A point of sale (POS) system from SAP is wide open—allowing anyone to go in and steal payment card data or, in a new cybercrime wrinkle, change prices on merchandise.

According to ERPScan—which used the example of hacking in to change the price of a MacBook to $1—the SAP POS Xpress Server does not perform any authentication checks for critical functionality that requires user identity. As a result, administrative and other privileged functions can be accessed without any authentication procedure.

And that means that anyone who gets into the network can change prices or set discounts—among other things.

 “It’s no secret that POS systems are plagued by vulnerabilities and numerous incidents occurred because of their security drawbacks came under the spotlight,” said Alexander Polyakov, CTO at ERPScan. “Unlike the majority of such malware designed to steal customers’ data, this one provides cyber-attackers with an unfettered control over the whole POS system. Multiple missing authorization checks on the server side of SAP POS allowed a hacker to use a legitimate software functionality (which must have restricted access), meaning that malicious actions are difficult to detect.”
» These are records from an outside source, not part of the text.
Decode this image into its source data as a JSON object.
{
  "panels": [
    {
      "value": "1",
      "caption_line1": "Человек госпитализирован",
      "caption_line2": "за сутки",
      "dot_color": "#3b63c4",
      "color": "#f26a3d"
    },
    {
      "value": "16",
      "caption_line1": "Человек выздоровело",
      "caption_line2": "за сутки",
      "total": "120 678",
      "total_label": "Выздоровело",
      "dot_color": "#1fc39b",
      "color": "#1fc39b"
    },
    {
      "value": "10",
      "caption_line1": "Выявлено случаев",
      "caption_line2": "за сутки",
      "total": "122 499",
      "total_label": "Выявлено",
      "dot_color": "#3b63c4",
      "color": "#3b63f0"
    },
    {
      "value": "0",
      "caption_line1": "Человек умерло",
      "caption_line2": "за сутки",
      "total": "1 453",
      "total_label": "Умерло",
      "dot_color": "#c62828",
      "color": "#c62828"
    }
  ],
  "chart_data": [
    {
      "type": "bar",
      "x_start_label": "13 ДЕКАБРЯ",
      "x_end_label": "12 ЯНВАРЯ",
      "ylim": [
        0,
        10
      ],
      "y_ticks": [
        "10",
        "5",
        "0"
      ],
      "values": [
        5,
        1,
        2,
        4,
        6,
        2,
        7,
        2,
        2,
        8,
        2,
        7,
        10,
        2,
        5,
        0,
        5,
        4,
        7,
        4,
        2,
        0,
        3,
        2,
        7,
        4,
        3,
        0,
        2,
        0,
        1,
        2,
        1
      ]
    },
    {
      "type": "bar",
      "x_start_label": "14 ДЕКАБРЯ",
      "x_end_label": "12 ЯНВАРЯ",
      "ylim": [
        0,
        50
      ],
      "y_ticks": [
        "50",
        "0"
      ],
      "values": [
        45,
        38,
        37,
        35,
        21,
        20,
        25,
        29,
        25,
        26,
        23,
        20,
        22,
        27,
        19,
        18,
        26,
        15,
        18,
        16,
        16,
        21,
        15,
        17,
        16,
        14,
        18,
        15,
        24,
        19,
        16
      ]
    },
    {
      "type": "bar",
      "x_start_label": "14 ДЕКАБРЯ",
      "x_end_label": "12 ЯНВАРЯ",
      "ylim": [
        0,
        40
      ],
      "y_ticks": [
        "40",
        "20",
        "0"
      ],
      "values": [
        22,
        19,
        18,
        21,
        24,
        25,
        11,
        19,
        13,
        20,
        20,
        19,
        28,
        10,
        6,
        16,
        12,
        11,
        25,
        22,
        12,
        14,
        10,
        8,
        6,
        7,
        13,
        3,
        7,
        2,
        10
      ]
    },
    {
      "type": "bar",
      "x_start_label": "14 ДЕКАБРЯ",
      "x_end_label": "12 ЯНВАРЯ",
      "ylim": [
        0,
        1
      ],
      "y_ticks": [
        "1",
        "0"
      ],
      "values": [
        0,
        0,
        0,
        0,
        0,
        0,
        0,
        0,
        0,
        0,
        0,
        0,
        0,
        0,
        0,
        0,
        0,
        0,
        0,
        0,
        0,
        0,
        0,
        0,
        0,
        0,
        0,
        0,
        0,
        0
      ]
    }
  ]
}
He added, “The major part of other POS malware is a one-trick pony as it allows nothing but compromised data. Of course, it’s a costly risk, but the vulnerabilities we found go much further. Stealing credit-card numbers, setting up prices and special discounts, remote starting and stopping a POS terminal—all of these options are on the hacker’s menu.”

SAP POS is a part of the SAP for Retail solution portfolio, which serves 80% of the retailers in the Forbes Global 2,000.

"Enterprises struggle with managing risk from third-party unmanaged assets on their network that are vulnerable, such as PoS systems,” said Gaurav Banga, founder and CEO, Balbix, via email. “These devices are a part of critical business processes and have a significant breach impact. What is needed is complete visibility of third-party and unmanaged assets on the network along with automatic calculation of business impact to identify threats such as vulnerable POS systems—before they get breached."

The vulnerabilities have been patched—and administrators should apply the patches as soon as possible.